It's, like, a very cool college.
20 April 2012
Whether we like it or not, college is an existential odyssey landing us in more uncertain territory than we began. I attended liberal Georgetown University as an already well-trained Catholic boy. I left an agnostic happy in his dilemmas, uncertain as hell about God but ready to spend a life searching for truth and beauty, both of which I found thanks to that Jesuit education.

Ratchet up that liberalism to arguably the most liberal college in the US, Reed College in Portland, Oregon, set the movie Blue Like Jazz square in the middle of that progressive world, and you have fertile ground for a young Baptist, Don (Marshall Allman), from conservative East Texas learn about ambiguity and find God in strange places. It's a gentle, counter culture film about secular extremism that actually leads Don to an understanding of religion transcending Christian moms and hypocritical pastors.

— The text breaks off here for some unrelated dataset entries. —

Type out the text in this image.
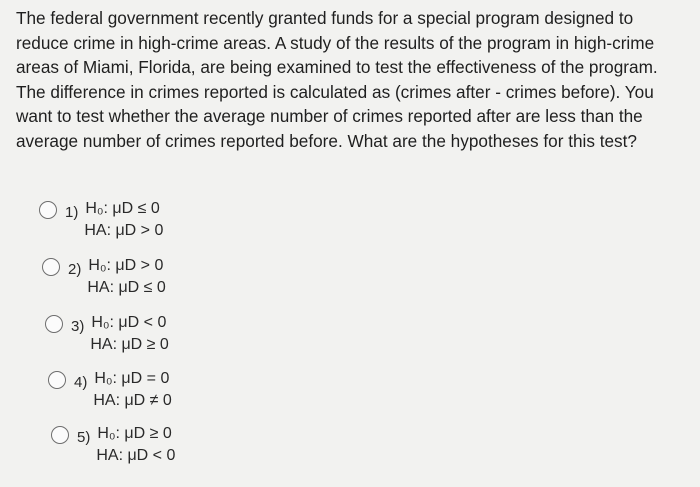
The federal government recently granted funds for a special program designed to
reduce crime in high-crime areas. A study of the results of the program in high-crime
areas of Miami, Florida, are being examined to test the effectiveness of the program.
The difference in crimes reported is calculated as (crimes after - crimes before). You
want to test whether the average number of crimes reported after are less than the
average number of crimes reported before. What are the hypotheses for this test?
1) H₀: μD ≤ 0
HA: μD > 0
2) H₀: μD > 0
HA: μD ≤ 0
3) H₀: μD < 0
HA: μD ≥ 0
4) H₀: μD = 0
HA: μD ≠ 0
5) H₀: μD ≥ 0
HA: μD < 0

Blue Like Jazz is successful showing the liberating nature of a college where the average student IQ is 138, classroom discussions pit cultures against each other to find common ground, and one is free to express to the delight and challenge of others. The film fails, however, to provide a coherent point of view because of its passion for discursive episodes not always linked by motif or theme. Just too many eccentrics and not enough time.

The defining event of the search for godlessness leading to God is Renn Fayre, the annual selection of a "Pope," meant to be a mockery of exalted Catholicism that turns out to be a growth point in the intellectual journey of freshman Don. He turns out to be not unlike the Graduate's Benjamin, naïve but on his glacial way to enlightenment.

Blue Like Jazz is a charming, incoherent coming-of-age film that made me nostalgic for the low-key anarchy of Georgetown, where I may have grown away from the orthodoxy of the Sisters of Saint Joseph in favor of the secular humanism of the Jesuits, but where even I have to admit uncertainty about the existence of God is a pleasant antidote to the uncompromising certainty of the Baltimore Catechism.